Un moment clé pour leur étude est survenu dans les années 1920 et 30, lorsque l’archéologue danois Harald Ingholt a étudié de nombreux complexes de tombes en dehors de Palmyre. Il travaillait en collaboration avec une équipe française, dans le cadre d’une concession accordée par le Mandat français en Syrie, et a été inspiré pour entreprendre la première étude approfondie de l’iconographie et de la chronologie des reliefs du portrait. Cela a été publié en danois comme sa thèse de doctorat supérieure en 1928. C’est ainsi que les Palmyrènes de la classe supérieure ont joué à nouveau un rôle important – cette fois dans l’étude du portrait de l’époque romaine.
Au cours de la dernière décennie, environ 4 000 portraits de Palmyrènes de la classe supérieure ont été largement étudiés par le projet Palmyra Portrait, basé à l’Université d’Aarhus. Il est absolument exceptionnel d’avoir un si grand corpus de matériaux sculpturaux provenant d’un seul endroit dans le monde antique. Ces portraits ont été créés sur une période d’environ 300 ans, et tous ont été commandés pour commémorer les morts. Une base de données contenant des photographies et des descriptions de chaque portrait a été compilée et sera bientôt publiée. Ce corpus nous met face à face avec des milliers de riches Palmyrènes, tandis que les recherches qu’il a générées ont également fourni de nouvelles informations sur les fluctuations économiques, les tendances de la mode, les modes de production et l’évolution de la taille de la population, pour ne citer que quelques-unes des pistes de recherche explorées jusqu’à présent.
Autres lectures
R Raja, Y-B Yon et J Steding (2021) Excavation de Palmyre. Les journaux de fouilles de Harald Ingholt : transcription, traduction et commentaire, Études d’Archéologie et d’Histoire du Palmyrène 4. Turnhout : Brepols.
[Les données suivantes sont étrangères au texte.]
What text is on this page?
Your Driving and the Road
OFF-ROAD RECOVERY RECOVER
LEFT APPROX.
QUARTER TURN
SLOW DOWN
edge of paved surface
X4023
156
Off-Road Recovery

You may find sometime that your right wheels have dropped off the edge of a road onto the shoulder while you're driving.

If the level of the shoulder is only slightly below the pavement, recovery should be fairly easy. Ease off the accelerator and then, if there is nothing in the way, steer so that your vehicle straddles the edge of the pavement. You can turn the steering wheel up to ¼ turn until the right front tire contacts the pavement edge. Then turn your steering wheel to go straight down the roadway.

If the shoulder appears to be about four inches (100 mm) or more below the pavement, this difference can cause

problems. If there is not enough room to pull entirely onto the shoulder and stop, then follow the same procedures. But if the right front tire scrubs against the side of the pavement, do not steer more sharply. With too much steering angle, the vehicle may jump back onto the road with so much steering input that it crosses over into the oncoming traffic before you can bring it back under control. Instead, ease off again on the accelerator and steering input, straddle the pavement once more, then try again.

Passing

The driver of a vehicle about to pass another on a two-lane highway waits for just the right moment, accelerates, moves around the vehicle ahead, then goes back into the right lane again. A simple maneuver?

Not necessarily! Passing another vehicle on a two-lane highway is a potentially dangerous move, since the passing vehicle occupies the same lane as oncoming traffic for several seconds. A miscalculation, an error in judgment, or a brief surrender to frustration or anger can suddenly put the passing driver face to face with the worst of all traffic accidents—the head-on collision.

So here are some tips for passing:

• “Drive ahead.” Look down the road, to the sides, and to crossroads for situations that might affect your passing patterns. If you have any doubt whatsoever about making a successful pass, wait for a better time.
R Raja et J Steding (éd.) (2021) Économie de production dans la Grande Syrie romaine: réseaux commerciaux et processus de production, Études d’Archéologie et d’Histoire du Palmyrène 2. Turnhout : Brepols.
R Raja, O Bobou et I Romanowska (2021) ‘Trois cents ans d’histoire du palmyrène. Libérer des données archéologiques pour étudier les transformations sociétales passées ’, PLoS UN 16.11: e0256081. DOI: 10.1371 / journal.pone.0256081.